Kukiz wyjaśnił, że jego ruch opowiada się przeciw "polityce rozdawnictwa". Według niego lepszym rozwiązaniem, niż wypłacanie rodzicom dzieci po 500 złotych miesięcznie za każde drugie i kolejne dziecko, byłoby zmniejszenie obciążeń podatkowych, tak żeby więcej pieniędzy zostawało w kieszeniach Polaków. Takie rozwiązanie - jak przekonuje Kukiz - skuteczniej zachęcałoby Polaków do posiadania dzieci.

Zdaniem Kukiza projekt ustawy 500+ to rodzaj "łapówki danej społeczeństwu" przez obecną większość parlamentarną w zamian za zwycięstwo PiS w wyborach z 2015 roku.

Kukiz był też pytany o poprawkę do budżetu, jaka pojawiła się w Sejmie z inicjatywy PiS, a która zakładała przekazanie 20 mln zł uczelni o.
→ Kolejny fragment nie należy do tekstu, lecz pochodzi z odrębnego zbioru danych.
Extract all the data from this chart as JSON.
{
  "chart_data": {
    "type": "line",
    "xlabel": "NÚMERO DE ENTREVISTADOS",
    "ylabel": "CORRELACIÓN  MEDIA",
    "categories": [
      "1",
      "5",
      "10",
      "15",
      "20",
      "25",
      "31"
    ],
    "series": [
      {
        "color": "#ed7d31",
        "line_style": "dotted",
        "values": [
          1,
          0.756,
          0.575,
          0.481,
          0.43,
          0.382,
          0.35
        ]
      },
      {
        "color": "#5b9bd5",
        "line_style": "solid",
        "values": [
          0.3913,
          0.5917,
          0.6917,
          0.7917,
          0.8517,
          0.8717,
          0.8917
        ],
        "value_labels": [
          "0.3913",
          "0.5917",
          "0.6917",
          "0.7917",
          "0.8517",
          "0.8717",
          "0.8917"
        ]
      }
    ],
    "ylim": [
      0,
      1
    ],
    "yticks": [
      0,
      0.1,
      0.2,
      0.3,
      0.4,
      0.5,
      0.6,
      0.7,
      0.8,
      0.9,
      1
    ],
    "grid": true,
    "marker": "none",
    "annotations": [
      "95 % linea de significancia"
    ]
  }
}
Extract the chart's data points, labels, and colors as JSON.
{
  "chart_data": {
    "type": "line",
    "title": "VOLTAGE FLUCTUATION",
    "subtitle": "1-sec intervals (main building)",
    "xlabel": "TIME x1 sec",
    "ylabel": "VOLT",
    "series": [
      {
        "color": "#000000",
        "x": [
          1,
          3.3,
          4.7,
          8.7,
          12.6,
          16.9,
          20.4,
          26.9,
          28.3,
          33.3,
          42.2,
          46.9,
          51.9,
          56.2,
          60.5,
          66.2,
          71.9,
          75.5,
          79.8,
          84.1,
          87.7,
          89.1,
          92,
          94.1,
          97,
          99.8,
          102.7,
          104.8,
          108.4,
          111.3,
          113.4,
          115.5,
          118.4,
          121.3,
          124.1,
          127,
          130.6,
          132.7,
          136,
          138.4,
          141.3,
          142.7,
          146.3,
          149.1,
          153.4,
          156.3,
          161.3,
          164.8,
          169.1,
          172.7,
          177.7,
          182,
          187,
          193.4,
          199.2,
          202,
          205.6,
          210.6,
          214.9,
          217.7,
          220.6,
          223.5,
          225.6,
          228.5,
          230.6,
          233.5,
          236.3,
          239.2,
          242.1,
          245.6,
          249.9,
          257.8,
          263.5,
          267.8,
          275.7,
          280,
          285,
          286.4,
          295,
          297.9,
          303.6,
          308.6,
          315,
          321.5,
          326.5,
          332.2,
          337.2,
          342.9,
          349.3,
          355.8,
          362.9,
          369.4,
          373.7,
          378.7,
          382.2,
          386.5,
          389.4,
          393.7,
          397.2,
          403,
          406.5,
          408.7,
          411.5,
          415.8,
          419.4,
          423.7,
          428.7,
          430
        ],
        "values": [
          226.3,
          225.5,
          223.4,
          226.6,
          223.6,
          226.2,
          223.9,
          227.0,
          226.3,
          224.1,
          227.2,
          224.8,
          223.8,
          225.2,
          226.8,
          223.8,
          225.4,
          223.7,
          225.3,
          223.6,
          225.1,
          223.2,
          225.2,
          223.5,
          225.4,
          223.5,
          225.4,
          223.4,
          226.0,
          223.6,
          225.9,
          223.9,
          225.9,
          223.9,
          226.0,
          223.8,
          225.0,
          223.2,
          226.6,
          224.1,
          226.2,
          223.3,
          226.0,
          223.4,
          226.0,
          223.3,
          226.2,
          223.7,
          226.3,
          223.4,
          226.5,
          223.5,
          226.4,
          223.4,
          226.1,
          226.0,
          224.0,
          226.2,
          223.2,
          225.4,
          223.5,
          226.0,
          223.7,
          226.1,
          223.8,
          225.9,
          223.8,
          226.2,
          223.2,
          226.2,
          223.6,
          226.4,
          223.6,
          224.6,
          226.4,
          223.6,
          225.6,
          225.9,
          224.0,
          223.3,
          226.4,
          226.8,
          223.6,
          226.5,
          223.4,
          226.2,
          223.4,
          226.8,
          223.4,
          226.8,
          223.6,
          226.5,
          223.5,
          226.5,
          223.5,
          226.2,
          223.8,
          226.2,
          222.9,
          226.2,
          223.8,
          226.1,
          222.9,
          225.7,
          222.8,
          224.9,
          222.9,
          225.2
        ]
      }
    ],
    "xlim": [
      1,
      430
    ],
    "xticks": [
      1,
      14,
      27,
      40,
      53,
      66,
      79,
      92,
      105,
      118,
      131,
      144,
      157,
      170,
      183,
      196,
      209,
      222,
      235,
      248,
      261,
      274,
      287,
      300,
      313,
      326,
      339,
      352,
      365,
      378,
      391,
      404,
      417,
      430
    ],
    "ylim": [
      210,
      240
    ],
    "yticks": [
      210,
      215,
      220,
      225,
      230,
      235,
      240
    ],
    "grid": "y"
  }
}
Tadeusza Rydzyka (ostatecznie poprawka została wycofana). - Cały czas z uporem twierdzę, że ojcu Rydzykowi, mówię to zupełnie poważnie, bez cienia ironii, jak najbardziej te pieniądze się należą, za to, co uczynił dla PiS we wszystkich kampaniach wyborczych - powiedział, ale dodał, że PiS powinien wypłacić te pieniądze z własnych środków.